Powell finished and was quiet while I assimilated what we’d learned. “It sounds like a pretty tight case,” I said at last.

“Tight!” Kramer yelped. “It’s not just tight, it’s foolproof, open and shut. Kelsey had motive and opportunity both, we found the murder weapon and some of the victim’s clothing in the man’s house, so will you tell me why the hell desertion is the only damn thing on his booking sheet?”

“Because that’s all we know for sure so far. How about if we go talk to the man and see if we can find out anything else.”

“Good idea,” Captain Powell said.

They brought Pete Kelsey/John David Madsen to one of the windowed interview rooms on the fifth floor. He was wearing jail-issue orange coveralls, matching slippers, and an air of stubborn determination.

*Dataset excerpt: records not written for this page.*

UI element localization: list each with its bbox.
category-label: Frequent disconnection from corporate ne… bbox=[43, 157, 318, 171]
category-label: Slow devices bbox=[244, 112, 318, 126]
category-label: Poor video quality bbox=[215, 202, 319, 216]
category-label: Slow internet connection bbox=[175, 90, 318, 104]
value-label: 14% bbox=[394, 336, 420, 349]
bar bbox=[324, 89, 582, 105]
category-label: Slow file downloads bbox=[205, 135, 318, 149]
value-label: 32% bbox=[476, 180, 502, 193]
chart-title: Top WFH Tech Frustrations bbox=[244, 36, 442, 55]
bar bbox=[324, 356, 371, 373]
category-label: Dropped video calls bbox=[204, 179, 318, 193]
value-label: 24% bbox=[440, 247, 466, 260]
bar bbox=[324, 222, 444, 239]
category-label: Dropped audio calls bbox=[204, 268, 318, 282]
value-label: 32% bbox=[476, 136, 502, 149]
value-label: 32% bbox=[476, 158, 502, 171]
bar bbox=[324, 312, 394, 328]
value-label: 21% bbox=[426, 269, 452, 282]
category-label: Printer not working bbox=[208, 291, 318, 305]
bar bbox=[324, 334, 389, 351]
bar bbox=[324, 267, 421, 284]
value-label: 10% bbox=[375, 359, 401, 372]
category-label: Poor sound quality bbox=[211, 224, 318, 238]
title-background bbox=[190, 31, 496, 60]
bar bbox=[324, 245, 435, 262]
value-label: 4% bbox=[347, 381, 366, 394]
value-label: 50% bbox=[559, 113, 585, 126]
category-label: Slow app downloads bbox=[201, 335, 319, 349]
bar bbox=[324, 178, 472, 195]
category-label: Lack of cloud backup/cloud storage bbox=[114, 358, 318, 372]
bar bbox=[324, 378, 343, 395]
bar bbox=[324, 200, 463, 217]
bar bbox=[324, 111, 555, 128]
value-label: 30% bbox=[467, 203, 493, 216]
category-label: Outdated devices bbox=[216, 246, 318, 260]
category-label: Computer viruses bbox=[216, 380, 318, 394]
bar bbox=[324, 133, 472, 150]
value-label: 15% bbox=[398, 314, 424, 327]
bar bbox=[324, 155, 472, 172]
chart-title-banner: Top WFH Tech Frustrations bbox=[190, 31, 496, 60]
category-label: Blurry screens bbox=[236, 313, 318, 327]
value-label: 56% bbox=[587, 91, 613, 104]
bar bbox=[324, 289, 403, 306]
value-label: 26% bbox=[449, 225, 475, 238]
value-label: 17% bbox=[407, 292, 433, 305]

“Good evening, Mr. Madsen,” I said cordially as he took a seat at the bare wooden table. “Is your attorney meeting you here?”

“I don’t have an attorney,” he answered, “and my name is Pete Kelsey. That’s what I want to be called.”

“But you have been read your rights, haven’t you, Mr. Madsen?” I continued, pointedly disregarding his wishes. I wanted to put the man on notice that this wasn’t a walk in the park and it was high time he paid attention.

“You know you have the right to counsel and if you can’t afford one, an attorney will be appointed for you?”

“I already know all that. Just tell me what you want to know.”

“How long have you known your wife was having an affair with Andrea Stovall?” I asked bluntly.

“It’s always been there, in the background. The security guard was a surprise, but I’ve known about Andrea from the beginning.”

“What changed?”

Kelsey/Madsen stared at me blankly. “What do you mean, what changed?”

“Just exactly that. Andrea tried to warn your wife that you were on a rampage because of something you’d been told. What did you know then, the night of the murder, that you didn’t know before?”

Kelsey hunched his shoulders. “I didn’t want all this to come out, to become so much public gossip.”

“What did you find out that night?” I insisted.

“That she was leaving me. After all these years, she had decided to go live with Andrea as soon as school got out.”

“How did you find that out?”

Suddenly a dam broke somewhere inside the man’s previously unflappable calm. He buried his face in his hands. “Oh God, I didn’t want any of this to come out. Why are you insisting on bringing it out? I knew it would hurt George and Belle and Erin if they ever found out the truth, and as long as Marcia kept her part of the bargain, it didn’t matter that much to me.”

“You still haven’t answered the question,” I insisted.

“A phone call,” he said.

“A phone call? You told us about some threatening calls, harassing calls.”

Kelsey shook his head. “I didn’t tell you about this one, because I hoped you’d never find out about it. The call came on Sunday night, quite a while after Marcia left.”

“Who was it?”

“A woman, I didn’t recognize the voice, laughing hysterically. She told me Marcia was going to run away with Andrea, but all the while she kept laughing and laughing, like it was the funniest thing she had ever heard.”

“You’re sure you didn’t recognize the voice?”

“No. At first I thought it was Erin. I was afraid she was having car trouble and was calling for help, but it turned out not to be her at all.”

“So who was it?”

“I don’t know. She didn’t say. Wouldn’t say, but what was scary was how much she knew, or seemed to know. She said Marcia wasn’t working at all, that she was at Andrea’s. She even told me where Andrea lived. In all the years, I’ve never known that, never wanted to. That’s not all, either. She said that Marcia was going to break her word to me, her promise, and go live with Andrea.”

Pete had said the words in a rush, and now he was silent.

“Did she tell you anything else?”

“No. She couldn’t.”

“Couldn’t? Why not?”

“Because she was laughing, Detective Beaumont, laughing hysterically! I’ve never heard anything like it.”

“What did you do after the phone call?”

“What do you think? I went to find them.”